Nava starts with a wonderful introduction to greens in general; how to purchase and store etc, then follows this with a look at all the greens she uses in the recipes, a bit of info about each, with the recipes they are used in listed afterwards - especially handy for when you have a specific green and want to quickly search for recipes. The chapters start with basic preparations - which suit most greens, a handy how to guide this chapter, and then follows with greens used in more substantial recipes, and even a chapter on smoothies and juices. You're covered for all uses!
Recommended?? For sure! and for everyone. I had mostly complete hits with the recipes I made. Apologies for not many photos.
Page 40 Simple Garlicky Greens
How I often prepare them anyway, but with loads of variation in the recipe for the type of green you have. A nice guide, and introductory recipe.
Page 47 Chard with Raisins and Pecans
I've made something similar before, but I do love this combo - the sweet raisins, creamy pecans and slightly bitter chard. Yum, and simple too.
Page 64 Tahini-Lemon Sauce
Great on cooked greens as well as used as a salad dressing!
Page 65 Spicy Peanut Sauce
I do love peanut sauces and this one was very nice.
Page 66 Avocado-Tahini Dressing
I needed a tiny touch more lemon juice to balance this one, but lemons aren't consistent in the juice they have, so its good to adjust to taste.
Page 78 Oven Baked Kale Chips
More of a how-to guide than a recipe I enjoyed these. I doused mine before cooking in a mixture made with - 2 Tablespoons Nutritional Yeast, 1 teaspoon Chili Powder, 1/2 teaspoon dried Basil, 1/4 teaspoon each of Onion Powder and Garlic Powder - and it was lovely, spicy but not too much. A little like pizza kale chips!
Page 88 Bok Choy Fried Rice
I wasn't sure about this until I tasted it, and I loved it. Will make many times I am sure, though will maybe reduce the oil slightly.

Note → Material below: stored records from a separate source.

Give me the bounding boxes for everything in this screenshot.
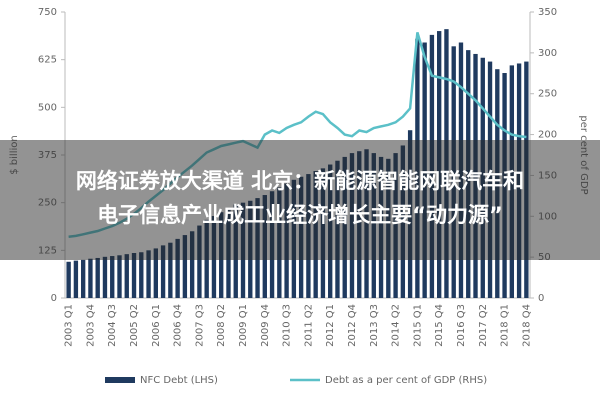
y2-tick-label: 250 [538,89,557,100]
x-tick-label: 2017 Q2 [478,304,489,347]
x-tick-label: 2018 Q4 [521,304,532,347]
y-tick-label: 500 [38,102,57,113]
y2-tick-label: 350 [538,7,557,18]
x-tick-label: 2013 Q3 [369,304,380,347]
x-tick-label: 2010 Q3 [282,304,293,347]
x-tick-label: 2012 Q4 [347,304,358,347]
y-tick-label: 750 [38,7,57,18]
x-tick-label: 2014 Q2 [391,304,402,347]
x-tick-label: 2009 Q4 [260,304,271,347]
bar [189,231,195,298]
bar [117,255,122,298]
x-tick-label: 2011 Q2 [303,304,314,347]
bar [73,260,79,298]
x-tick-label: 2015 Q1 [412,304,423,347]
x-tick-label: 2007 Q3 [194,304,205,347]
legend-label: NFC Debt (LHS) [140,375,218,386]
x-tick-label: 2004 Q3 [107,304,118,347]
y-tick-label: 625 [38,55,57,66]
bar [160,245,166,298]
x-tick-label: 2016 Q3 [456,304,467,347]
y-tick-label: 0 [51,293,57,304]
x-tick-label: 2018 Q1 [500,304,511,347]
bar [146,250,151,298]
legend-label: Debt as a per cent of GDP (RHS) [325,375,487,386]
x-tick-label: 2008 Q2 [216,304,227,347]
x-tick-label: 2009 Q1 [238,304,249,347]
x-tick-label: 2006 Q1 [151,304,162,347]
x-tick-label: 2006 Q4 [173,304,184,347]
legend-swatch [105,377,135,383]
bar [80,259,86,298]
bar [88,258,93,298]
x-tick-label: 2003 Q1 [64,304,75,347]
x-tick-label: 2012 Q1 [325,304,336,347]
y2-tick-label: 0 [538,293,544,304]
bar [131,253,137,298]
bar [102,256,108,298]
y2-tick-label: 300 [538,48,557,59]
banner-text: 网络证券放大渠道 北京：新能源智能网联汽车和 [76,169,524,193]
bar [95,257,100,298]
bar [168,242,173,298]
bar [66,261,71,298]
bar [175,238,180,298]
bar [197,225,202,298]
bar [124,254,129,298]
bar [182,235,188,298]
x-tick-label: 2003 Q4 [85,304,96,347]
banner [0,140,600,260]
bar [110,256,115,298]
x-tick-label: 2005 Q2 [129,304,140,347]
banner-text: 电子信息产业成工业经济增长主要“动力源” [97,203,503,227]
x-tick-label: 2015 Q4 [434,304,445,347]
bar [153,248,158,298]
y2-tick-label: 200 [538,130,557,141]
bar [139,252,144,298]
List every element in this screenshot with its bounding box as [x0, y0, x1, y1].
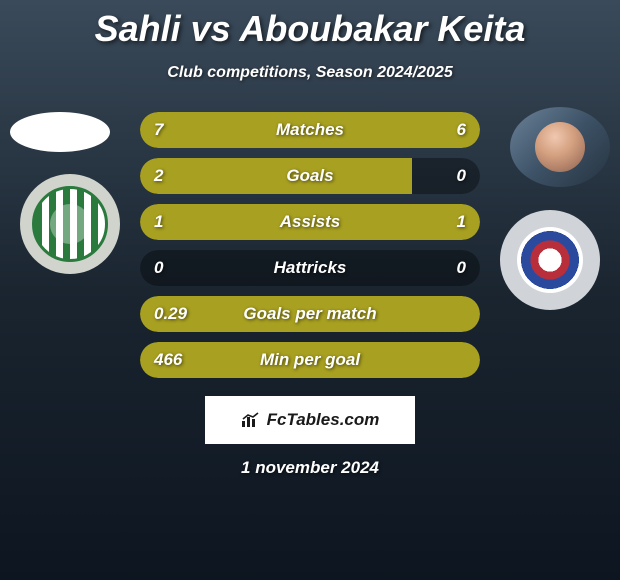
stat-value-right: 1 — [457, 212, 466, 232]
player-right-avatar — [510, 107, 610, 187]
player-right-face — [535, 122, 585, 172]
brand-label: FcTables.com — [267, 410, 380, 430]
player-left-avatar — [10, 112, 110, 152]
stat-label: Matches — [140, 120, 480, 140]
subtitle: Club competitions, Season 2024/2025 — [0, 64, 620, 82]
stat-label: Goals — [140, 166, 480, 186]
stat-label: Hattricks — [140, 258, 480, 278]
date-label: 1 november 2024 — [0, 458, 620, 478]
stat-value-right: 6 — [457, 120, 466, 140]
stat-row: Min per goal466 — [140, 342, 480, 378]
club-right-crest — [517, 227, 583, 293]
brand-box[interactable]: FcTables.com — [205, 396, 415, 444]
stat-value-right: 0 — [457, 258, 466, 278]
stat-label: Min per goal — [140, 350, 480, 370]
club-right-badge — [500, 210, 600, 310]
content-area: Matches76Goals20Assists11Hattricks00Goal… — [0, 112, 620, 388]
stat-row: Goals per match0.29 — [140, 296, 480, 332]
stat-label: Assists — [140, 212, 480, 232]
stat-value-left: 0 — [154, 258, 163, 278]
stat-row: Hattricks0 0 — [140, 250, 480, 286]
club-left-badge — [20, 174, 120, 274]
page-title: Sahli vs Aboubakar Keita — [0, 0, 620, 50]
stat-label: Goals per match — [140, 304, 480, 324]
stat-row: Matches7 6 — [140, 112, 480, 148]
stat-value-left: 466 — [154, 350, 182, 370]
stats-list: Matches76Goals20Assists11Hattricks00Goal… — [140, 112, 480, 388]
stat-value-right: 0 — [457, 166, 466, 186]
stat-value-left: 0.29 — [154, 304, 187, 324]
stat-value-left: 1 — [154, 212, 163, 232]
club-left-crest — [32, 186, 108, 262]
stat-value-left: 7 — [154, 120, 163, 140]
stat-value-left: 2 — [154, 166, 163, 186]
stat-row: Goals2 0 — [140, 158, 480, 194]
stat-row: Assists1 1 — [140, 204, 480, 240]
chart-icon — [241, 412, 261, 428]
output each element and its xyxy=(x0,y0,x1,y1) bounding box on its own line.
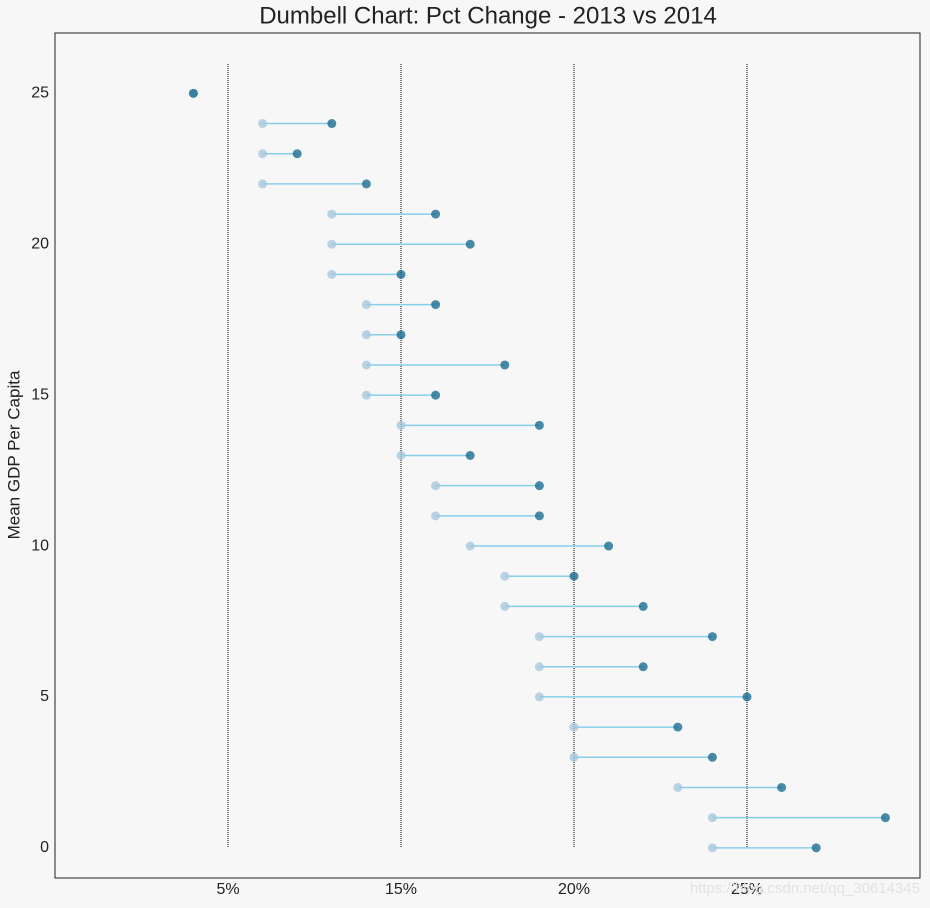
dot xyxy=(465,451,475,460)
dot xyxy=(534,511,544,521)
y-tick-label: 0 xyxy=(40,839,49,856)
dot xyxy=(534,632,544,642)
plot-frame xyxy=(54,32,921,879)
dot xyxy=(707,813,717,823)
dot xyxy=(880,813,890,823)
dot xyxy=(327,209,337,219)
x-tick-label: 20% xyxy=(558,881,590,898)
dot xyxy=(327,119,337,129)
dot xyxy=(361,390,371,400)
y-tick-label: 10 xyxy=(31,537,49,554)
dot xyxy=(500,571,510,581)
dot xyxy=(188,88,198,98)
dot xyxy=(673,722,683,732)
dot xyxy=(396,269,406,279)
dot xyxy=(500,360,510,370)
dot xyxy=(604,541,614,551)
dot xyxy=(361,179,371,189)
dot xyxy=(431,209,441,219)
dot xyxy=(396,420,406,430)
dot xyxy=(327,239,337,249)
dot xyxy=(707,843,717,853)
y-tick-label: 15 xyxy=(31,386,49,403)
dot xyxy=(500,601,510,611)
dot xyxy=(465,541,475,551)
dot xyxy=(811,843,821,853)
dot xyxy=(361,330,371,340)
y-tick-label: 25 xyxy=(31,85,49,102)
y-axis-label: Mean GDP Per Capita xyxy=(4,370,23,539)
dot xyxy=(292,149,302,159)
dot xyxy=(569,752,579,762)
dot xyxy=(707,752,717,762)
dot xyxy=(638,601,648,611)
dot xyxy=(534,662,544,672)
dot xyxy=(361,360,371,370)
dot xyxy=(569,722,579,732)
dot xyxy=(431,511,441,521)
dot xyxy=(534,692,544,702)
chart-title: Dumbell Chart: Pct Change - 2013 vs 2014 xyxy=(259,2,717,29)
y-tick-label: 20 xyxy=(31,235,49,252)
dot xyxy=(258,149,268,159)
dot xyxy=(258,119,268,129)
dot xyxy=(431,300,441,310)
x-tick-label: 5% xyxy=(216,881,239,898)
dot xyxy=(431,390,441,400)
dot xyxy=(638,662,648,672)
dot xyxy=(327,269,337,279)
dot xyxy=(465,239,475,249)
dot xyxy=(534,481,544,491)
dot xyxy=(673,782,683,792)
dot xyxy=(569,571,579,581)
x-tick-label: 15% xyxy=(385,881,417,898)
dot xyxy=(534,420,544,430)
dot xyxy=(707,632,717,642)
dot xyxy=(396,451,406,460)
dot xyxy=(742,692,752,702)
dot xyxy=(777,782,787,792)
dot xyxy=(258,179,268,189)
dot xyxy=(396,330,406,340)
watermark: https://blog.csdn.net/qq_30614345 xyxy=(690,880,920,897)
x-tick-label: 25% xyxy=(731,881,763,898)
y-tick-label: 5 xyxy=(40,688,49,705)
dot xyxy=(431,481,441,491)
dot xyxy=(361,300,371,310)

Page 117 Pasta with Asparagus. Arugula, and Sun Dried Tomatoes
A little on the dry side so did need some additional oil, I liked this one a lot but I do love both asparagus and arugula. Super simple.
Page 135 Cumin-Roasted Cauliflower and Kale
I really enjoy roasted cauliflower so I liked this. I did cook the kale a little longer to crisp up a little lie chips (even though the recipes says not to) as I like it that way. Easy to make and tasty.
Page 151 Kale and Cucumber Salad
I should have massaged my kale a little longer, and would have liked a stronger flavour in their somewhere, (maybe more scallion, or a little garlic but that is personal taste preference) but overall a nice salad.
Page 158 Pinto Bean Salad with Watercress and Dill
Though I did use black beans as I ha some open which needed using. Tasty balance of the peppery and creamy.
Page 168 Sesame-Ginger Salad Dressing
Super good. Used leftovers as a marinade for tofu and it worked really well.
Page 169 French Dressing
OK. Easy to make - it is what is says it is.
Page 192 Curried Spinach and Chickpea Soup
I liked this better the next day, and if making again would add the chickpeas earlier, probably with the tomatoes so they soak up more flavour, then wilt the spinach just prior to serving - even maybe make the soup ahead and wilt the spinach in the next day.